What could have been the reason that her father left her this huge fortune? By the time that Philobert Cogan died, four of his six daughters were married. While the individual destinies of some of these are not known, the ones that are known indicate that they married well. This led him to endow them with a token gift of a ring to remember their mother and father. In the case of Margaret, however, something tragic seems to have gone on. She could have suffered some childhood disease, mental defect, or serious accident that made the prospect of marriage untenable. In the 17th Century, life tended to pass such people by, and her father was seeking to insure that caregivers were available to look after her needs. There are few examples of this level of compassion in a world just a hundred years after the end of the Middle Ages. It appears that Margaret may have never received her inheritance, however, since she died within months of the death of her father in 1641. She was only 26 years old.
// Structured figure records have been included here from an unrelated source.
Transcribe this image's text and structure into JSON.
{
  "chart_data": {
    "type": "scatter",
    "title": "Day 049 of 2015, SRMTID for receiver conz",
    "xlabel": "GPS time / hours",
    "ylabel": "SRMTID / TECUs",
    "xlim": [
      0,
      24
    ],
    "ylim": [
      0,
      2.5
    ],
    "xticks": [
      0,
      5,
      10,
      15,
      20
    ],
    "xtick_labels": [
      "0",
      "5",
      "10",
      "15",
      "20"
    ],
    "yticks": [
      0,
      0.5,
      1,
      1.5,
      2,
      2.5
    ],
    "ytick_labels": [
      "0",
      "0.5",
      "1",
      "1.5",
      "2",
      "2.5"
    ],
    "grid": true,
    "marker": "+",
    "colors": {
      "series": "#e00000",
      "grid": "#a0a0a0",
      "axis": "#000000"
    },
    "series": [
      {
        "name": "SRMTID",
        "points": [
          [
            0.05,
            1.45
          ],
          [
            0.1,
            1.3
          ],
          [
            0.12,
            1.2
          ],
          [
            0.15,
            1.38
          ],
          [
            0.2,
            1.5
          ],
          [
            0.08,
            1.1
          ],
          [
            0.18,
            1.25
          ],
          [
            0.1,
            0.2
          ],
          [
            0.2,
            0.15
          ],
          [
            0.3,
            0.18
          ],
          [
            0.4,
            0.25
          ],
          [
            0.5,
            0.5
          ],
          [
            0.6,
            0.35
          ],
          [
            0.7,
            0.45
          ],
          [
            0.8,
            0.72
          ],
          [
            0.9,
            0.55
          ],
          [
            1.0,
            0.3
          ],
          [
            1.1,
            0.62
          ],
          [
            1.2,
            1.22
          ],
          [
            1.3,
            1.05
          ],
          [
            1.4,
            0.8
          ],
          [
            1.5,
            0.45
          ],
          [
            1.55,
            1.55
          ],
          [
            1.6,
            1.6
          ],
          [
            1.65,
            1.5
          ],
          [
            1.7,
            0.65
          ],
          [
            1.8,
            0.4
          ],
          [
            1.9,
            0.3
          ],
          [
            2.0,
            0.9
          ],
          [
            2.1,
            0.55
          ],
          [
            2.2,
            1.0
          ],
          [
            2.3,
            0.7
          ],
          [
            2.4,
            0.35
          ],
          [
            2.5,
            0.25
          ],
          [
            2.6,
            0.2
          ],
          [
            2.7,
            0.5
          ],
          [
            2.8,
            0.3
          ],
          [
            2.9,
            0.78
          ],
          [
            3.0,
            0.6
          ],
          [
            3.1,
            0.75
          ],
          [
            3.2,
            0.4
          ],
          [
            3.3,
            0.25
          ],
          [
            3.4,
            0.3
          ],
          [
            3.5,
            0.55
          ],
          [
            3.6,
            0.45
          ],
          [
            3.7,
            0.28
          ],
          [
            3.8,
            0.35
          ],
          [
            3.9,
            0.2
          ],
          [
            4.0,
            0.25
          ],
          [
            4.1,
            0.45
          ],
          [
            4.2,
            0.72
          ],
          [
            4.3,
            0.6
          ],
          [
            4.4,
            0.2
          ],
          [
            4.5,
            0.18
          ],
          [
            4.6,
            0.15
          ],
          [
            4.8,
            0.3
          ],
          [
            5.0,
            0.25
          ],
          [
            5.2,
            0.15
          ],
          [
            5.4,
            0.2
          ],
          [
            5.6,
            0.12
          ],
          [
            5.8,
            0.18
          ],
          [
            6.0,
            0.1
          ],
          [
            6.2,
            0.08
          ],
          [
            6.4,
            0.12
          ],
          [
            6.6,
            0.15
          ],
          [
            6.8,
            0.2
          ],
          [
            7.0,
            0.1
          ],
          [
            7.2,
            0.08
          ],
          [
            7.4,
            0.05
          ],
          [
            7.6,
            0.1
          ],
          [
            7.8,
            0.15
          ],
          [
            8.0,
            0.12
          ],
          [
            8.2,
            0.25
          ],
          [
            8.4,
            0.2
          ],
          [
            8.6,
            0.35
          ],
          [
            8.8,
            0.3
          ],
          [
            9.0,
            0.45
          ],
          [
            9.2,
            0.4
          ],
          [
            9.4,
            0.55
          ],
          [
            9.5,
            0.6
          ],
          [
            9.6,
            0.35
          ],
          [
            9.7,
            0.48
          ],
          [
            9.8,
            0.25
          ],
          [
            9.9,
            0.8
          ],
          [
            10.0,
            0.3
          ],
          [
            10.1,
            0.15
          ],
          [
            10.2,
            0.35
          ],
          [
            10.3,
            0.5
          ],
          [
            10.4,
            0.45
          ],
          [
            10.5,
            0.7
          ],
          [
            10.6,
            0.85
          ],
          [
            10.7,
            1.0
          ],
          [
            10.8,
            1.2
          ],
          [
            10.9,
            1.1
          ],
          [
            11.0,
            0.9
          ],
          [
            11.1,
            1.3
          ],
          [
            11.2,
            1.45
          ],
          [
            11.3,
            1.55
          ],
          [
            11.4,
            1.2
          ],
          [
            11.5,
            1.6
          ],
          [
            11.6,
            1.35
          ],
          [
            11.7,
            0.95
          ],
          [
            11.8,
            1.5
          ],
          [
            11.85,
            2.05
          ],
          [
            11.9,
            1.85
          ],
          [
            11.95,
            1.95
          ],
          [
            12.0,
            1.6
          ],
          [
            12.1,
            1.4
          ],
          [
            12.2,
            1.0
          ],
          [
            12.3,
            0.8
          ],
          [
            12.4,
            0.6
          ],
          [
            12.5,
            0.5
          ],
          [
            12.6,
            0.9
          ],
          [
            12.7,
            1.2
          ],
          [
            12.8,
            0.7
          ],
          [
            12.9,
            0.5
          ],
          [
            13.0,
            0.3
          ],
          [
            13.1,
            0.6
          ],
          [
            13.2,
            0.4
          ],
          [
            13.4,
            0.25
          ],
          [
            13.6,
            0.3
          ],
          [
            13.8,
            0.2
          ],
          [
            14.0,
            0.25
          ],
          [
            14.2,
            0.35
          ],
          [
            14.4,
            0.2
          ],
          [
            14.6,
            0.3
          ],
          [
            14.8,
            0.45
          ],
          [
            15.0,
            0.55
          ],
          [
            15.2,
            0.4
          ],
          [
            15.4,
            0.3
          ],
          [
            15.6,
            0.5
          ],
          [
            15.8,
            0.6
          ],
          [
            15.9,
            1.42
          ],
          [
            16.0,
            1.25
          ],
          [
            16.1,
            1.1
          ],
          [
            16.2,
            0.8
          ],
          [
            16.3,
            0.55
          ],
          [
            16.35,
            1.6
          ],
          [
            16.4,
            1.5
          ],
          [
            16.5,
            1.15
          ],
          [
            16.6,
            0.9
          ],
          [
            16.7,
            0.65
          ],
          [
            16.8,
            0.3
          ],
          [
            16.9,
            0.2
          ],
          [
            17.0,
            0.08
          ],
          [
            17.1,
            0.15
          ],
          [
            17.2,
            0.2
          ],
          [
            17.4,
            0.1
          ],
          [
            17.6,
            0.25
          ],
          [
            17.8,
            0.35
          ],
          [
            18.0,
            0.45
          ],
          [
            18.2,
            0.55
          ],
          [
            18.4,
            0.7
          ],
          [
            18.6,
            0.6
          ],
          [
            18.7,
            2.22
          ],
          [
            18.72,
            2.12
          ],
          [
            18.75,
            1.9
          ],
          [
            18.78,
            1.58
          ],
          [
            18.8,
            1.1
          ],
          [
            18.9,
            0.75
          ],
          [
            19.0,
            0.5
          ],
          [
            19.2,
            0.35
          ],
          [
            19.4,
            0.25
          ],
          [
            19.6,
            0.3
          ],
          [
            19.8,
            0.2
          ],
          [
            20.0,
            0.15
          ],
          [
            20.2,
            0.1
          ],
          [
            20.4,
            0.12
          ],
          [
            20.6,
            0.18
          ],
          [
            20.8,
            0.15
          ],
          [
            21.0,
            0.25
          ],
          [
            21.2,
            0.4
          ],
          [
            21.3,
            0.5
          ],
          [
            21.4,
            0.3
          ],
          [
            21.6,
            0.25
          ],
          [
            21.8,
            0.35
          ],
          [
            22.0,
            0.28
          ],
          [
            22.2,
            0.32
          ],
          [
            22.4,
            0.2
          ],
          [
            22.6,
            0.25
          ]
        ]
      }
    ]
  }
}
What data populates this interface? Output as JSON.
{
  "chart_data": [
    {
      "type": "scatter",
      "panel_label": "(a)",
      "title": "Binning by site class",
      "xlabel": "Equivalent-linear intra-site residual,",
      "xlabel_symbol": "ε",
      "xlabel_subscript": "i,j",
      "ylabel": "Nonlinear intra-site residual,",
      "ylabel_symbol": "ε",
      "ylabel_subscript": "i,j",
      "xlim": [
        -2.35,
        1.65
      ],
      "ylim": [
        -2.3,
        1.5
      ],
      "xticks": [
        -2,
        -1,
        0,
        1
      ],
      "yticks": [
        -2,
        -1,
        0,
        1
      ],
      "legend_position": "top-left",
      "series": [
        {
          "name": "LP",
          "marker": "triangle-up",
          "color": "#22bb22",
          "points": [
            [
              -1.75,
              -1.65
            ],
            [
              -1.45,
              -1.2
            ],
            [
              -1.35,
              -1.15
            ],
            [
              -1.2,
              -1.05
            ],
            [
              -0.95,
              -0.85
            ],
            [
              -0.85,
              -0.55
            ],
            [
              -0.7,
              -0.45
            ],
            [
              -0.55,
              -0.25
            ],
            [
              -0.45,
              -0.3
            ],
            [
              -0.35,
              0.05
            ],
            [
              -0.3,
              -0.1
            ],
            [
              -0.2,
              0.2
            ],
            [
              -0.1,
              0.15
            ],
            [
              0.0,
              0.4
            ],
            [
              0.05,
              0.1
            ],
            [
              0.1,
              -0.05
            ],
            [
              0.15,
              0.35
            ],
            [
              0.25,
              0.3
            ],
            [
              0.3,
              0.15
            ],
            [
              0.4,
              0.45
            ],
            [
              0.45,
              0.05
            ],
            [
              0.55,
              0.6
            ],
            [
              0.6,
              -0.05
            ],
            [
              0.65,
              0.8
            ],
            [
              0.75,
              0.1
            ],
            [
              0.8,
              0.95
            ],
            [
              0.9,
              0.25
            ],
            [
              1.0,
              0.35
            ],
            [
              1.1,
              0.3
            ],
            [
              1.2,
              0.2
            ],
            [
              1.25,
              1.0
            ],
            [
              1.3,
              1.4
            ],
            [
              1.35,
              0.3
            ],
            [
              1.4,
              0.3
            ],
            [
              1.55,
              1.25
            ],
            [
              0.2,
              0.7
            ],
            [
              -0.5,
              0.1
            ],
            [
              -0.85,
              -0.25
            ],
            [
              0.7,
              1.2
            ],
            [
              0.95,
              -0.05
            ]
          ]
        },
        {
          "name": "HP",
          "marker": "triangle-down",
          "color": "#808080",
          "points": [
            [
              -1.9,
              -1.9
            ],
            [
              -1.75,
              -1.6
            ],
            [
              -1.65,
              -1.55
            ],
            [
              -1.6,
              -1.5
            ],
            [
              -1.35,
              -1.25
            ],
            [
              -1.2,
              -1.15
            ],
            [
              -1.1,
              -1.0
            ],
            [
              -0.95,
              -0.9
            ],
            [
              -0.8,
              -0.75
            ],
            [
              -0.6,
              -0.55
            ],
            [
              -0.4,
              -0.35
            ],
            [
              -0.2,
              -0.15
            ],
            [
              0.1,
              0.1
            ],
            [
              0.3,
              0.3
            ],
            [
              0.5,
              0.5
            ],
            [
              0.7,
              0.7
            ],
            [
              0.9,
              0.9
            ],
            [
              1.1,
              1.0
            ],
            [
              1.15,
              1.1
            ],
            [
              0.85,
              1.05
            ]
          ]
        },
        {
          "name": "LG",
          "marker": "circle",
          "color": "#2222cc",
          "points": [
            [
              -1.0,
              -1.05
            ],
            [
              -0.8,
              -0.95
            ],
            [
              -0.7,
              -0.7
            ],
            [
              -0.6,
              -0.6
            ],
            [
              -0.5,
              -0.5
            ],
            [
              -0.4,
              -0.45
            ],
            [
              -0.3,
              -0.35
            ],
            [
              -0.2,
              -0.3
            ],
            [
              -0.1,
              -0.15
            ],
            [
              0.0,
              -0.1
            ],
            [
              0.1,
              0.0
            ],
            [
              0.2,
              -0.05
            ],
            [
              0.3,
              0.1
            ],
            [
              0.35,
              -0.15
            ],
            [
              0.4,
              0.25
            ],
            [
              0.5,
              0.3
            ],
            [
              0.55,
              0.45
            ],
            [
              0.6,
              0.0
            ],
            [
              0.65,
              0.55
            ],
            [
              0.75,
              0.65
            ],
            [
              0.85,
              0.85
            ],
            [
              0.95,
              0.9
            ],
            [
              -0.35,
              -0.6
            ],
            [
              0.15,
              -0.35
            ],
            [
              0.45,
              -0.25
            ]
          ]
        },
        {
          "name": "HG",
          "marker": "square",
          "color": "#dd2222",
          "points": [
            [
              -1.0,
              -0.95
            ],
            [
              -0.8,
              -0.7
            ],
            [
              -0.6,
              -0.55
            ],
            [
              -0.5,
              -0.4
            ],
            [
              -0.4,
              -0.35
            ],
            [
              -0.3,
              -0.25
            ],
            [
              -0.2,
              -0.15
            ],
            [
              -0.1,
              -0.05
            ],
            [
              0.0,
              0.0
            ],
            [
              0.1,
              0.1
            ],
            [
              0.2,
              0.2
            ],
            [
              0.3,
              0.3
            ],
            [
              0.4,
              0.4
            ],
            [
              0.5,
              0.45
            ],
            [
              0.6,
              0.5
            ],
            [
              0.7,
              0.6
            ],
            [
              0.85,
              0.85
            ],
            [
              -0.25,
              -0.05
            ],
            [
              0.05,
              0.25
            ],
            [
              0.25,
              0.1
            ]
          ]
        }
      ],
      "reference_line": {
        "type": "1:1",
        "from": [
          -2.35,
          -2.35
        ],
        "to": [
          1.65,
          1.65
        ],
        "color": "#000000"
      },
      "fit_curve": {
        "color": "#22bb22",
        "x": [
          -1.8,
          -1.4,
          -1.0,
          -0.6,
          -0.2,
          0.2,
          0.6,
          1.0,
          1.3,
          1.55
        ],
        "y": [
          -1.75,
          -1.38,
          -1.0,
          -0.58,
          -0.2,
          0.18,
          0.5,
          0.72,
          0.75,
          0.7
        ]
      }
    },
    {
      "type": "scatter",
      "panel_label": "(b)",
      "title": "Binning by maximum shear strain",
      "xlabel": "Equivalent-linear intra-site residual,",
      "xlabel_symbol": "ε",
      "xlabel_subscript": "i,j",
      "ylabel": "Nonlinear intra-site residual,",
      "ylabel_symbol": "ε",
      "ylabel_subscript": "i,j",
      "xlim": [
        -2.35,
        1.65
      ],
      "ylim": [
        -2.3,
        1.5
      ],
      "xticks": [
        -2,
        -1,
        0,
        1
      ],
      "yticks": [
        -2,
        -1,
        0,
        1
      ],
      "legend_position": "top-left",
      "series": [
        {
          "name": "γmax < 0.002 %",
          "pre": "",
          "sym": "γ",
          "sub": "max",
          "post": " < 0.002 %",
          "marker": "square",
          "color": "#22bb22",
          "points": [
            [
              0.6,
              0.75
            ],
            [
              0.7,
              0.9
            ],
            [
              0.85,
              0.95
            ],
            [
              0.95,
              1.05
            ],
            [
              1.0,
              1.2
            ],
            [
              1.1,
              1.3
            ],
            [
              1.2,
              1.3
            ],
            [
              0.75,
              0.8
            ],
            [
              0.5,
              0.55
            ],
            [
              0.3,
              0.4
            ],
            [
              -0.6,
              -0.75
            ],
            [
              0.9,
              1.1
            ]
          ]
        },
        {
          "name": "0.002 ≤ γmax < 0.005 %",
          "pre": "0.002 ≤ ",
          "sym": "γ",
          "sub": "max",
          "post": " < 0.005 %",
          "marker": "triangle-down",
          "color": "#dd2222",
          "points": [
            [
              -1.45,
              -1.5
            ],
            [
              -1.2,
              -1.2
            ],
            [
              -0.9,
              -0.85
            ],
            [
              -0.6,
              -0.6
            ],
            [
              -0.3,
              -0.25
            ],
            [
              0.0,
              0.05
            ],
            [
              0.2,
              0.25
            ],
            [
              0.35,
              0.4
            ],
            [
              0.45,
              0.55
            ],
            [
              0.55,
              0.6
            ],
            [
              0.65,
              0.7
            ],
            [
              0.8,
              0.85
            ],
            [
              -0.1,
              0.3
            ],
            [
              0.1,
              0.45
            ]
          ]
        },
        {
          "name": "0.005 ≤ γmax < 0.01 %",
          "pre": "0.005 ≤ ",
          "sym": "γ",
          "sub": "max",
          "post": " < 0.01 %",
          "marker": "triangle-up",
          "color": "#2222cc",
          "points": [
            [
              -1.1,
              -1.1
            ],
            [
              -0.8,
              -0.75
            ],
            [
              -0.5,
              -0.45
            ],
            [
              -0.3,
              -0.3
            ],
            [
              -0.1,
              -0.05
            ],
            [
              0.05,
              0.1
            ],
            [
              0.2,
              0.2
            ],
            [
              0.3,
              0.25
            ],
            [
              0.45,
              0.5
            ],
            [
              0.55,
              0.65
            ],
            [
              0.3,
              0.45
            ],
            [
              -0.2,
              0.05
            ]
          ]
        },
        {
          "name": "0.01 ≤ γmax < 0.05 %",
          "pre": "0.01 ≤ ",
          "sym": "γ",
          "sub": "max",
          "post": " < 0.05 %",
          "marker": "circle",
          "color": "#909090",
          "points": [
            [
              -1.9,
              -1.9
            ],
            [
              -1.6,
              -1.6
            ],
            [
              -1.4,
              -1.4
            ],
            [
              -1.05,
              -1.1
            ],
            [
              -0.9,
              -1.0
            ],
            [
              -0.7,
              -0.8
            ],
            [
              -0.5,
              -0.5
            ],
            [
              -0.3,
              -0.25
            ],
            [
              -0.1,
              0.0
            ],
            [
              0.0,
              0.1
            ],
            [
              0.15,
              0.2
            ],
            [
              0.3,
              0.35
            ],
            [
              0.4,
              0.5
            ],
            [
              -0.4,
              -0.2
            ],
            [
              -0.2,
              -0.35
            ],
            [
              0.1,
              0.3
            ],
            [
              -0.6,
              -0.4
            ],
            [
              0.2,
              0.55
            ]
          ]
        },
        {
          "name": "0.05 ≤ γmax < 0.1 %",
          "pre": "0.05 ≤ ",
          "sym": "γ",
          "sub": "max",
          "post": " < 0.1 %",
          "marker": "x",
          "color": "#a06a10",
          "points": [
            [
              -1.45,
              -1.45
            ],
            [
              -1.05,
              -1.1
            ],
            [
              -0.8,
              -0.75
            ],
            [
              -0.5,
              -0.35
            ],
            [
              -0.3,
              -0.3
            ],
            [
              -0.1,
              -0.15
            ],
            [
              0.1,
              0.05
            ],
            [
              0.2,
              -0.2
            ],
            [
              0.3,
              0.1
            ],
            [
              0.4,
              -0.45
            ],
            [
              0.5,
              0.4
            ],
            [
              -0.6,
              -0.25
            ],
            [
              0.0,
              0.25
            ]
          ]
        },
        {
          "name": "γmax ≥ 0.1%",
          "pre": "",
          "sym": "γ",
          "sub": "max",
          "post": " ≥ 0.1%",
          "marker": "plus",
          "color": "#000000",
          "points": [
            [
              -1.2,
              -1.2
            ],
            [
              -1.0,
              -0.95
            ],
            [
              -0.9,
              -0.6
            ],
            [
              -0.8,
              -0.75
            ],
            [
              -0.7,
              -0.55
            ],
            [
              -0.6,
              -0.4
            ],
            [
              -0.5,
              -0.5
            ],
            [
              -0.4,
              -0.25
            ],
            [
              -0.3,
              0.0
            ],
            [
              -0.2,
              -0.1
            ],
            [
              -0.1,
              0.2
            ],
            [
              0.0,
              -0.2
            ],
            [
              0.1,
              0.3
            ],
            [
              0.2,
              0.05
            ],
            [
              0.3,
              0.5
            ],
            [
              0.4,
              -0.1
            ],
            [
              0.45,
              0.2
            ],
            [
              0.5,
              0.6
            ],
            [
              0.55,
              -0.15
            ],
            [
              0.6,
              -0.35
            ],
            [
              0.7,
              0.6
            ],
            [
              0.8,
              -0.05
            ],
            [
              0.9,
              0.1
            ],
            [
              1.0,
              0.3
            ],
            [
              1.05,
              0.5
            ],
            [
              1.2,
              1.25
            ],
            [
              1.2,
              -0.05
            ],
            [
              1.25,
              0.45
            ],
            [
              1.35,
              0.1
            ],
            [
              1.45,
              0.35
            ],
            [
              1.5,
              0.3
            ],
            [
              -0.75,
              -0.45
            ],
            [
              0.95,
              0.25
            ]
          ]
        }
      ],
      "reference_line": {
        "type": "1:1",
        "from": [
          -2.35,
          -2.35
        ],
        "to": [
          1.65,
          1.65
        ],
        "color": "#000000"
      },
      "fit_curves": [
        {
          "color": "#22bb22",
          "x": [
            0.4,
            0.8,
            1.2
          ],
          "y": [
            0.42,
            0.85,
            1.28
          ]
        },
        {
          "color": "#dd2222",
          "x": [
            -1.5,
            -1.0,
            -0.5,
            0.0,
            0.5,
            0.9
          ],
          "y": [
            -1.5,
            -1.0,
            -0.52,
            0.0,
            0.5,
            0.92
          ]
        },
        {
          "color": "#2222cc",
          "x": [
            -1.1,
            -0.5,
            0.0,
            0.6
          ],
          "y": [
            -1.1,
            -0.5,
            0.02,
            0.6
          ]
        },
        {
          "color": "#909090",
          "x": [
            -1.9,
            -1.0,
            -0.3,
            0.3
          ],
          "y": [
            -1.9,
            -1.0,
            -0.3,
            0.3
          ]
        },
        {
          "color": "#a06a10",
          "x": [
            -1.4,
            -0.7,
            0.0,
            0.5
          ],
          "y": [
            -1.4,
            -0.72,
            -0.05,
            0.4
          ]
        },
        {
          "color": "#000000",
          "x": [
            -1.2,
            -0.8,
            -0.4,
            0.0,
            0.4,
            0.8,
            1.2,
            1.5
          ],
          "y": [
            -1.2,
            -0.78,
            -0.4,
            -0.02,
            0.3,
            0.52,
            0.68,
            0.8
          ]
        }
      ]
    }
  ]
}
Ann Cogan born in 1617. Ann grew up and married a man named Robinson in Chard. Records on the marriage of this daughter are not well preserved, and there is only a single source that indicates that her husband could have been a Nicholas Robinson. Possible marriage dates vary from 1636-1638. She also was willed the token of a gold ring or 10 shillings by her father.
Susan Cogan born in 1619, the youngest of the children of Philobert Cogan and Ann Marshall. She was of a marriageable age of 22 when her father passed away, and it appears that in 1641 she may have married John Newman, who was also a native of Chard. Like most of her sisters, she received the same token inheritance of a gold ring or 10 shillings.